How is this sustainable?
I don’t think it is sustainable.
Neither do many vendors — look at the ones leaving the market.
You can’t blame them. On the one hand you see consolidation all across the smartphone biz, and on the other you see many vendors beginning to try to charge Apple-based prices for their products, even though they really don’t (usually) offer the same unique selling proposition. None of the processors match the current A-series chips, for example – and Apple will likely be introducing even more powerful devices in the next four months.
So you have a market that’s increasingly defined by Apple, and it shows.
The top ten selling smartphones in the U.S. should reflect the diversity of vendors, if the hype around its competitors had legs. Except, they don’t, Apple makes the top five smartphone models sold in the U.S., and its iPhone 7 is the seventh most popular device. Samsung gets three slots in the line-up and the only other vendor with a happy story to tell might be Motorola, which scraped tenth place with the Moto E4 – which costs just over $100 on Amazon, so really isn’t going to save the company.
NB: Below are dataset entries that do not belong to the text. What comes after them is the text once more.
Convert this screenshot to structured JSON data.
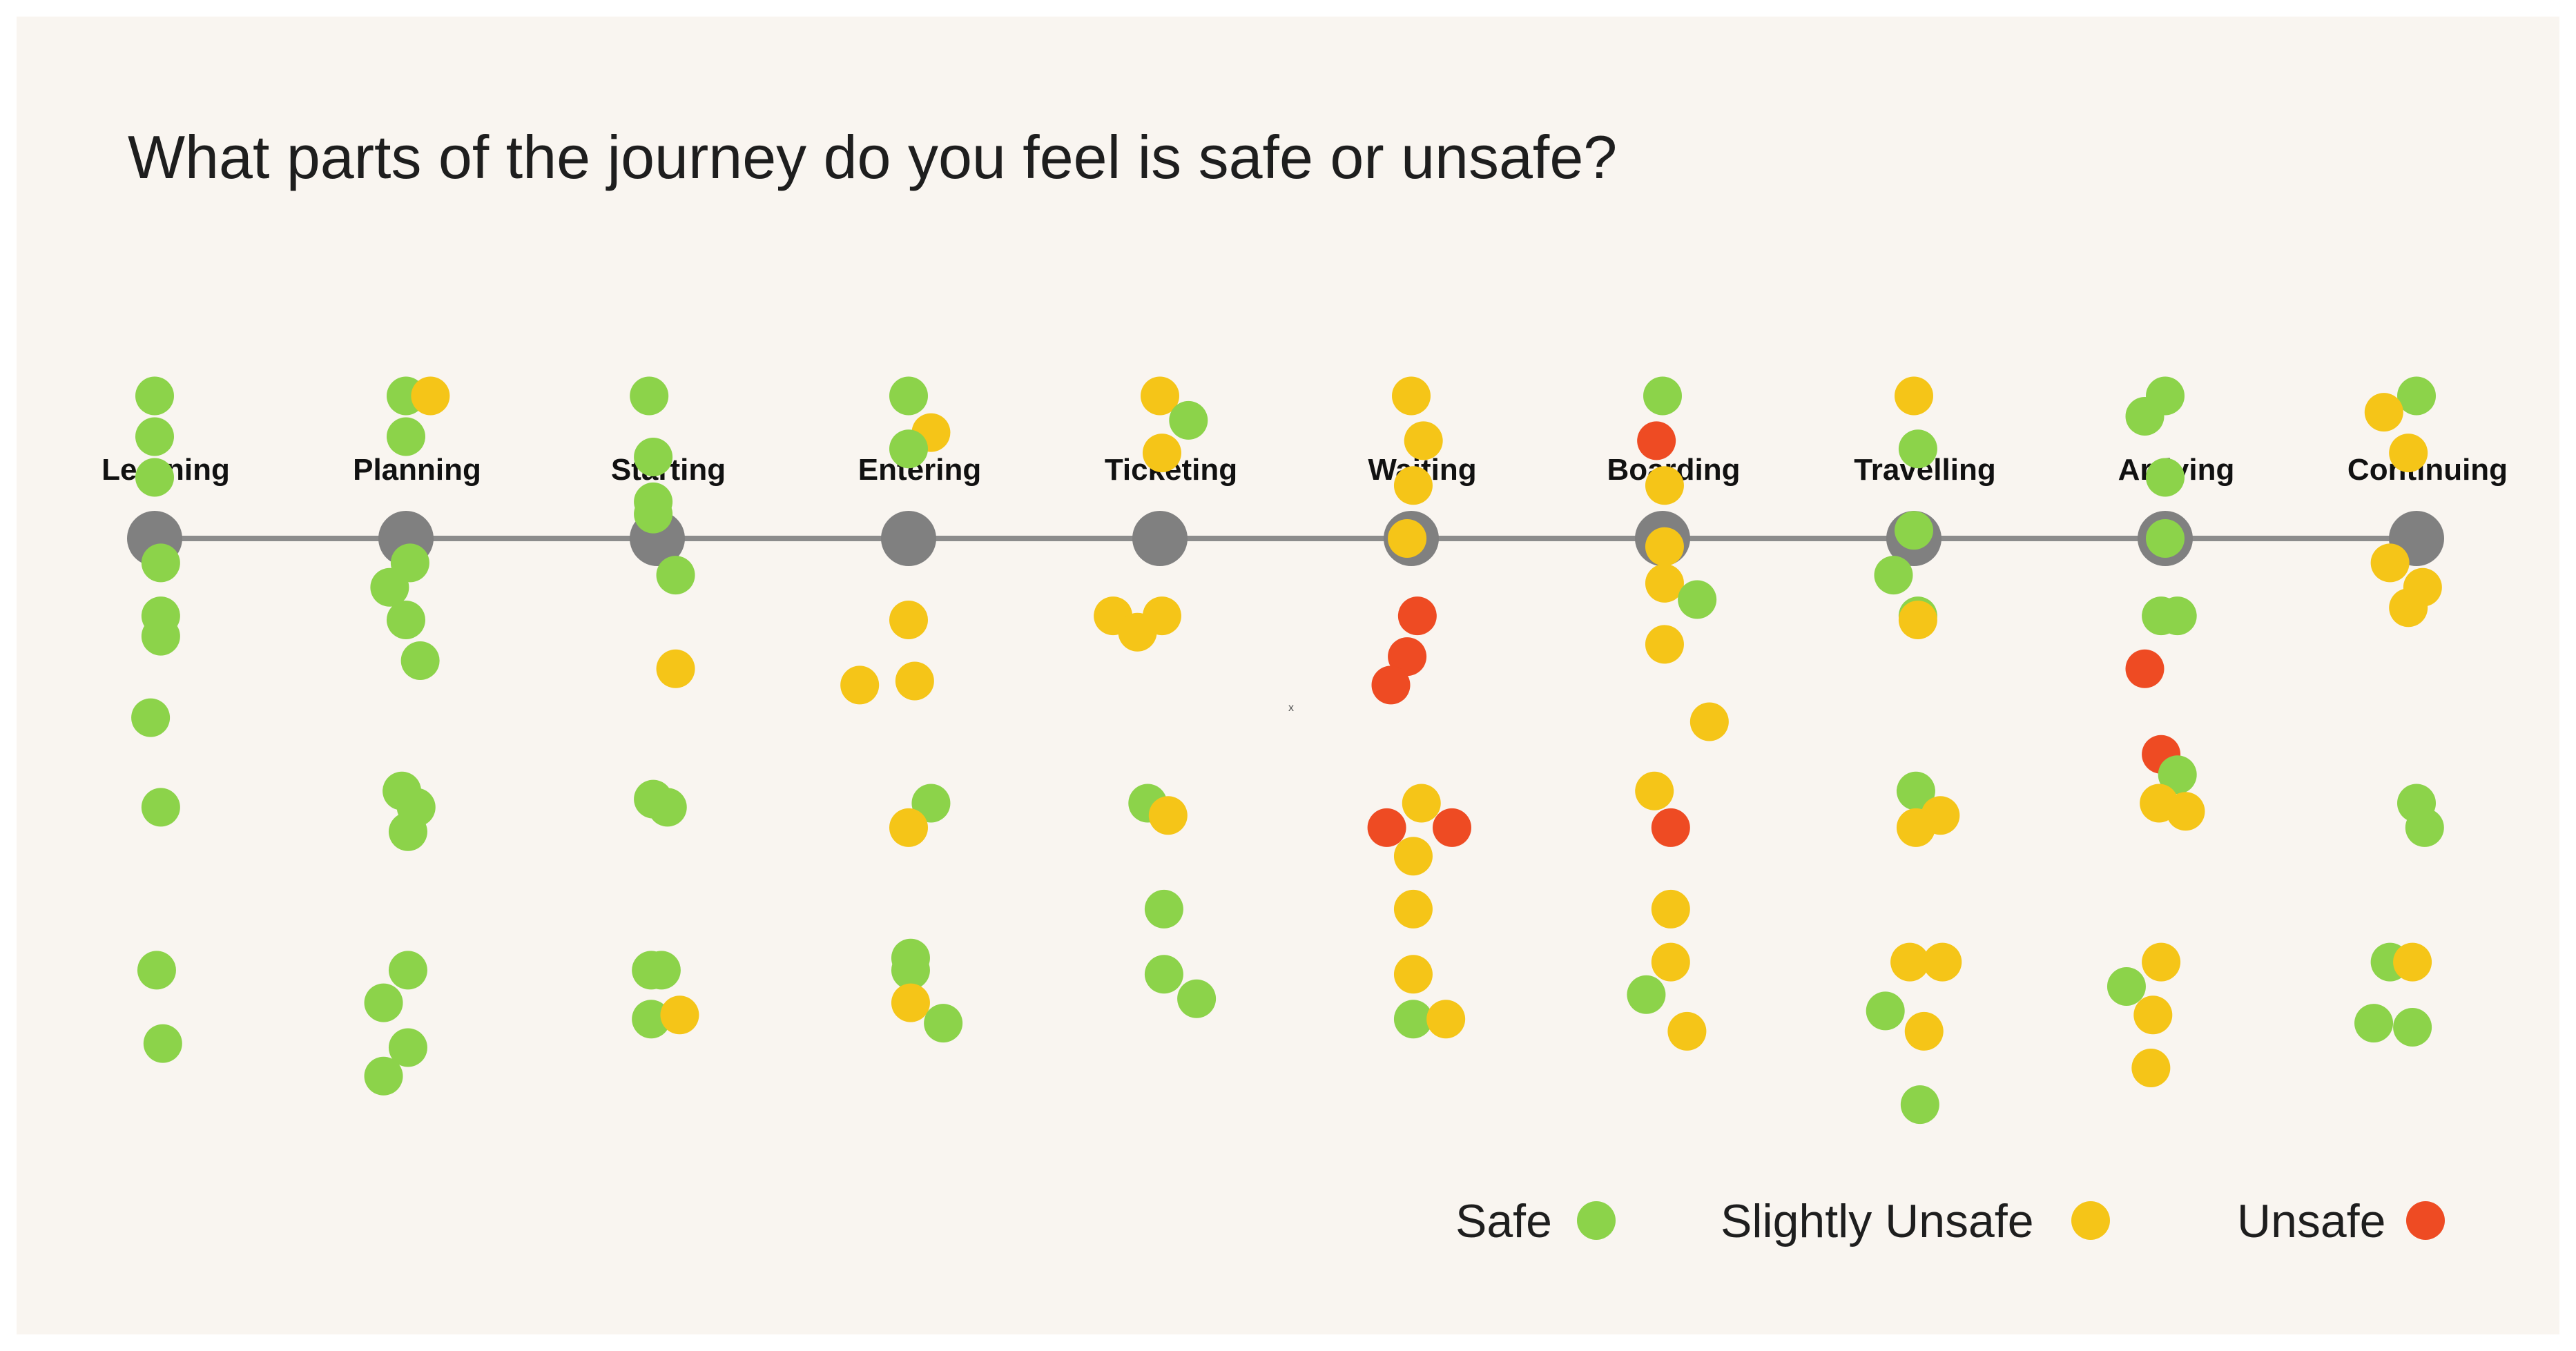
{
  "chart_data": {
    "type": "scatter",
    "title": "What parts of the journey do you feel is safe or unsafe?",
    "stages": [
      "Learning",
      "Planning",
      "Starting",
      "Entering",
      "Ticketing",
      "Waiting",
      "Boarding",
      "Travelling",
      "Arriving",
      "Continuing"
    ],
    "legend": [
      {
        "key": "safe",
        "label": "Safe",
        "color": "#8cd34a"
      },
      {
        "key": "slightly",
        "label": "Slightly Unsafe",
        "color": "#f5c518"
      },
      {
        "key": "unsafe",
        "label": "Unsafe",
        "color": "#ee4b23"
      }
    ],
    "stray_mark": "x",
    "series": [
      {
        "stage": "Learning",
        "points": [
          {
            "x": 0.0,
            "y": -3.5,
            "c": "safe"
          },
          {
            "x": 0.0,
            "y": -2.5,
            "c": "safe"
          },
          {
            "x": 0.0,
            "y": -1.5,
            "c": "safe"
          },
          {
            "x": 0.15,
            "y": 0.6,
            "c": "safe"
          },
          {
            "x": 0.15,
            "y": 1.9,
            "c": "safe"
          },
          {
            "x": 0.15,
            "y": 2.4,
            "c": "safe"
          },
          {
            "x": -0.1,
            "y": 4.4,
            "c": "safe"
          },
          {
            "x": 0.15,
            "y": 6.6,
            "c": "safe"
          },
          {
            "x": 0.05,
            "y": 10.6,
            "c": "safe"
          },
          {
            "x": 0.2,
            "y": 12.4,
            "c": "safe"
          }
        ]
      },
      {
        "stage": "Planning",
        "points": [
          {
            "x": 0.0,
            "y": -3.5,
            "c": "safe"
          },
          {
            "x": 0.6,
            "y": -3.5,
            "c": "slightly"
          },
          {
            "x": 0.0,
            "y": -2.5,
            "c": "safe"
          },
          {
            "x": 0.1,
            "y": 0.6,
            "c": "safe"
          },
          {
            "x": -0.4,
            "y": 1.2,
            "c": "safe"
          },
          {
            "x": 0.0,
            "y": 2.0,
            "c": "safe"
          },
          {
            "x": 0.35,
            "y": 3.0,
            "c": "safe"
          },
          {
            "x": -0.1,
            "y": 6.2,
            "c": "safe"
          },
          {
            "x": 0.25,
            "y": 6.6,
            "c": "safe"
          },
          {
            "x": 0.05,
            "y": 7.2,
            "c": "safe"
          },
          {
            "x": 0.05,
            "y": 10.6,
            "c": "safe"
          },
          {
            "x": -0.55,
            "y": 11.4,
            "c": "safe"
          },
          {
            "x": 0.05,
            "y": 12.5,
            "c": "safe"
          },
          {
            "x": -0.55,
            "y": 13.2,
            "c": "safe"
          }
        ]
      },
      {
        "stage": "Starting",
        "points": [
          {
            "x": -0.2,
            "y": -3.5,
            "c": "safe"
          },
          {
            "x": -0.1,
            "y": -2.0,
            "c": "safe"
          },
          {
            "x": -0.1,
            "y": -0.9,
            "c": "safe"
          },
          {
            "x": -0.1,
            "y": -0.6,
            "c": "safe"
          },
          {
            "x": 0.45,
            "y": 0.9,
            "c": "safe"
          },
          {
            "x": 0.45,
            "y": 3.2,
            "c": "slightly"
          },
          {
            "x": -0.1,
            "y": 6.4,
            "c": "safe"
          },
          {
            "x": 0.25,
            "y": 6.6,
            "c": "safe"
          },
          {
            "x": -0.15,
            "y": 10.6,
            "c": "safe"
          },
          {
            "x": 0.1,
            "y": 10.6,
            "c": "safe"
          },
          {
            "x": -0.15,
            "y": 11.8,
            "c": "safe"
          },
          {
            "x": 0.55,
            "y": 11.7,
            "c": "slightly"
          }
        ]
      },
      {
        "stage": "Entering",
        "points": [
          {
            "x": 0.0,
            "y": -3.5,
            "c": "safe"
          },
          {
            "x": 0.55,
            "y": -2.6,
            "c": "slightly"
          },
          {
            "x": 0.0,
            "y": -2.2,
            "c": "safe"
          },
          {
            "x": 0.0,
            "y": 2.0,
            "c": "slightly"
          },
          {
            "x": -1.2,
            "y": 3.6,
            "c": "slightly"
          },
          {
            "x": 0.15,
            "y": 3.5,
            "c": "slightly"
          },
          {
            "x": 0.55,
            "y": 6.5,
            "c": "safe"
          },
          {
            "x": 0.0,
            "y": 7.1,
            "c": "slightly"
          },
          {
            "x": 0.05,
            "y": 10.3,
            "c": "safe"
          },
          {
            "x": 0.05,
            "y": 10.6,
            "c": "safe"
          },
          {
            "x": 0.05,
            "y": 11.4,
            "c": "slightly"
          },
          {
            "x": 0.85,
            "y": 11.9,
            "c": "safe"
          }
        ]
      },
      {
        "stage": "Ticketing",
        "points": [
          {
            "x": 0.0,
            "y": -3.5,
            "c": "slightly"
          },
          {
            "x": 0.7,
            "y": -2.9,
            "c": "safe"
          },
          {
            "x": 0.05,
            "y": -2.1,
            "c": "slightly"
          },
          {
            "x": -1.15,
            "y": 1.9,
            "c": "slightly"
          },
          {
            "x": -0.55,
            "y": 2.3,
            "c": "slightly"
          },
          {
            "x": 0.05,
            "y": 1.9,
            "c": "slightly"
          },
          {
            "x": -0.3,
            "y": 6.5,
            "c": "safe"
          },
          {
            "x": 0.2,
            "y": 6.8,
            "c": "slightly"
          },
          {
            "x": 0.1,
            "y": 9.1,
            "c": "safe"
          },
          {
            "x": 0.1,
            "y": 10.7,
            "c": "safe"
          },
          {
            "x": 0.9,
            "y": 11.3,
            "c": "safe"
          }
        ]
      },
      {
        "stage": "Waiting",
        "points": [
          {
            "x": 0.0,
            "y": -3.5,
            "c": "slightly"
          },
          {
            "x": 0.3,
            "y": -2.4,
            "c": "slightly"
          },
          {
            "x": 0.05,
            "y": -1.3,
            "c": "slightly"
          },
          {
            "x": -0.1,
            "y": 0.0,
            "c": "slightly"
          },
          {
            "x": 0.15,
            "y": 1.9,
            "c": "unsafe"
          },
          {
            "x": -0.1,
            "y": 2.9,
            "c": "unsafe"
          },
          {
            "x": -0.5,
            "y": 3.6,
            "c": "unsafe"
          },
          {
            "x": -0.6,
            "y": 7.1,
            "c": "unsafe"
          },
          {
            "x": 0.25,
            "y": 6.5,
            "c": "slightly"
          },
          {
            "x": 1.0,
            "y": 7.1,
            "c": "unsafe"
          },
          {
            "x": 0.05,
            "y": 7.8,
            "c": "slightly"
          },
          {
            "x": 0.05,
            "y": 9.1,
            "c": "slightly"
          },
          {
            "x": 0.05,
            "y": 10.7,
            "c": "slightly"
          },
          {
            "x": 0.05,
            "y": 11.8,
            "c": "safe"
          },
          {
            "x": 0.85,
            "y": 11.8,
            "c": "slightly"
          }
        ]
      },
      {
        "stage": "Boarding",
        "points": [
          {
            "x": 0.0,
            "y": -3.5,
            "c": "safe"
          },
          {
            "x": -0.15,
            "y": -2.4,
            "c": "unsafe"
          },
          {
            "x": 0.05,
            "y": -1.3,
            "c": "slightly"
          },
          {
            "x": 0.05,
            "y": 0.2,
            "c": "slightly"
          },
          {
            "x": 0.05,
            "y": 1.1,
            "c": "slightly"
          },
          {
            "x": 0.85,
            "y": 1.5,
            "c": "safe"
          },
          {
            "x": 0.05,
            "y": 2.6,
            "c": "slightly"
          },
          {
            "x": 1.15,
            "y": 4.5,
            "c": "slightly"
          },
          {
            "x": -0.2,
            "y": 6.2,
            "c": "slightly"
          },
          {
            "x": 0.2,
            "y": 7.1,
            "c": "unsafe"
          },
          {
            "x": 0.2,
            "y": 9.1,
            "c": "slightly"
          },
          {
            "x": 0.2,
            "y": 10.4,
            "c": "slightly"
          },
          {
            "x": -0.4,
            "y": 11.2,
            "c": "safe"
          },
          {
            "x": 0.6,
            "y": 12.1,
            "c": "slightly"
          }
        ]
      },
      {
        "stage": "Travelling",
        "points": [
          {
            "x": 0.0,
            "y": -3.5,
            "c": "slightly"
          },
          {
            "x": 0.1,
            "y": -2.2,
            "c": "safe"
          },
          {
            "x": 0.0,
            "y": -0.2,
            "c": "safe"
          },
          {
            "x": -0.5,
            "y": 0.9,
            "c": "safe"
          },
          {
            "x": 0.1,
            "y": 1.9,
            "c": "safe"
          },
          {
            "x": 0.1,
            "y": 2.0,
            "c": "slightly"
          },
          {
            "x": 0.05,
            "y": 6.2,
            "c": "safe"
          },
          {
            "x": 0.65,
            "y": 6.8,
            "c": "slightly"
          },
          {
            "x": 0.05,
            "y": 7.1,
            "c": "slightly"
          },
          {
            "x": -0.1,
            "y": 10.4,
            "c": "slightly"
          },
          {
            "x": 0.7,
            "y": 10.4,
            "c": "slightly"
          },
          {
            "x": -0.7,
            "y": 11.6,
            "c": "safe"
          },
          {
            "x": 0.25,
            "y": 12.1,
            "c": "slightly"
          },
          {
            "x": 0.15,
            "y": 13.9,
            "c": "safe"
          }
        ]
      },
      {
        "stage": "Arriving",
        "points": [
          {
            "x": 0.0,
            "y": -3.5,
            "c": "safe"
          },
          {
            "x": -0.5,
            "y": -3.0,
            "c": "safe"
          },
          {
            "x": 0.0,
            "y": -1.5,
            "c": "safe"
          },
          {
            "x": 0.0,
            "y": 0.0,
            "c": "safe"
          },
          {
            "x": -0.1,
            "y": 1.9,
            "c": "safe"
          },
          {
            "x": 0.3,
            "y": 1.9,
            "c": "safe"
          },
          {
            "x": -0.5,
            "y": 3.2,
            "c": "unsafe"
          },
          {
            "x": -0.1,
            "y": 5.3,
            "c": "unsafe"
          },
          {
            "x": 0.3,
            "y": 5.8,
            "c": "safe"
          },
          {
            "x": -0.15,
            "y": 6.5,
            "c": "slightly"
          },
          {
            "x": 0.5,
            "y": 6.7,
            "c": "slightly"
          },
          {
            "x": -0.1,
            "y": 10.4,
            "c": "slightly"
          },
          {
            "x": -0.95,
            "y": 11.0,
            "c": "safe"
          },
          {
            "x": -0.3,
            "y": 11.7,
            "c": "slightly"
          },
          {
            "x": -0.35,
            "y": 13.0,
            "c": "slightly"
          }
        ]
      },
      {
        "stage": "Continuing",
        "points": [
          {
            "x": 0.0,
            "y": -3.5,
            "c": "safe"
          },
          {
            "x": -0.8,
            "y": -3.1,
            "c": "slightly"
          },
          {
            "x": -0.2,
            "y": -2.1,
            "c": "slightly"
          },
          {
            "x": -0.65,
            "y": 0.6,
            "c": "slightly"
          },
          {
            "x": 0.15,
            "y": 1.2,
            "c": "slightly"
          },
          {
            "x": -0.2,
            "y": 1.7,
            "c": "slightly"
          },
          {
            "x": 0.0,
            "y": 6.5,
            "c": "safe"
          },
          {
            "x": 0.2,
            "y": 7.1,
            "c": "safe"
          },
          {
            "x": -0.65,
            "y": 10.4,
            "c": "safe"
          },
          {
            "x": -0.1,
            "y": 10.4,
            "c": "slightly"
          },
          {
            "x": -1.05,
            "y": 11.9,
            "c": "safe"
          },
          {
            "x": -0.1,
            "y": 12.0,
            "c": "safe"
          }
        ]
      }
    ]
  }
}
Given the idea that low-cost smartphones are going to take over the planet (according to the same analysts who gave us everything else average, reactionary and ordinary that vexes our world and underestimates the wonderful aspirational power of humanity), you’d expect the top ten smartphones sold in the U.S. to include some low-cost items.
You’d be wrong.
The cheapest model is the Moto in tenth place. Samsung Galaxy S8 64GB sets you back just over $500 on Amazon; Samsung Galaxy S8 Plus 64GB costs around $600. Even the Samsung Galaxy Note 8 64GB sets you back c.$700. Do you really think five hundred bucks is cheap? Think about this and the meaning should be clear:
We demand better
The smartphone industry is deeply aspirational.
Smartphone users are sick of second-rate and when it comes to the only metric that matters (buying stuff) they vote with their wallets, and their conclusion (at least in Q1 2018) seems to be that if the devices don’t offer the very best they can find, they won’t buy them.
That’s why Apple’s focus on actually trying to do its best means it still has such a huge advantage over everyone else. Because this kind of robust market positioning depends on something far more powerful than marketing – it demands word of mouth, customer satisfaction and, you know, actually doing interesting stuff.
I will add that I think this pattern of smartphone purchasing behaviour will be increasingly reflected across wider public life as consumers move to reject the old ideas that seem to be making everything worse, and demand better. We don’t want the future to be better tomorrow, we want it to be better today. We want better products, better futures and better leadership.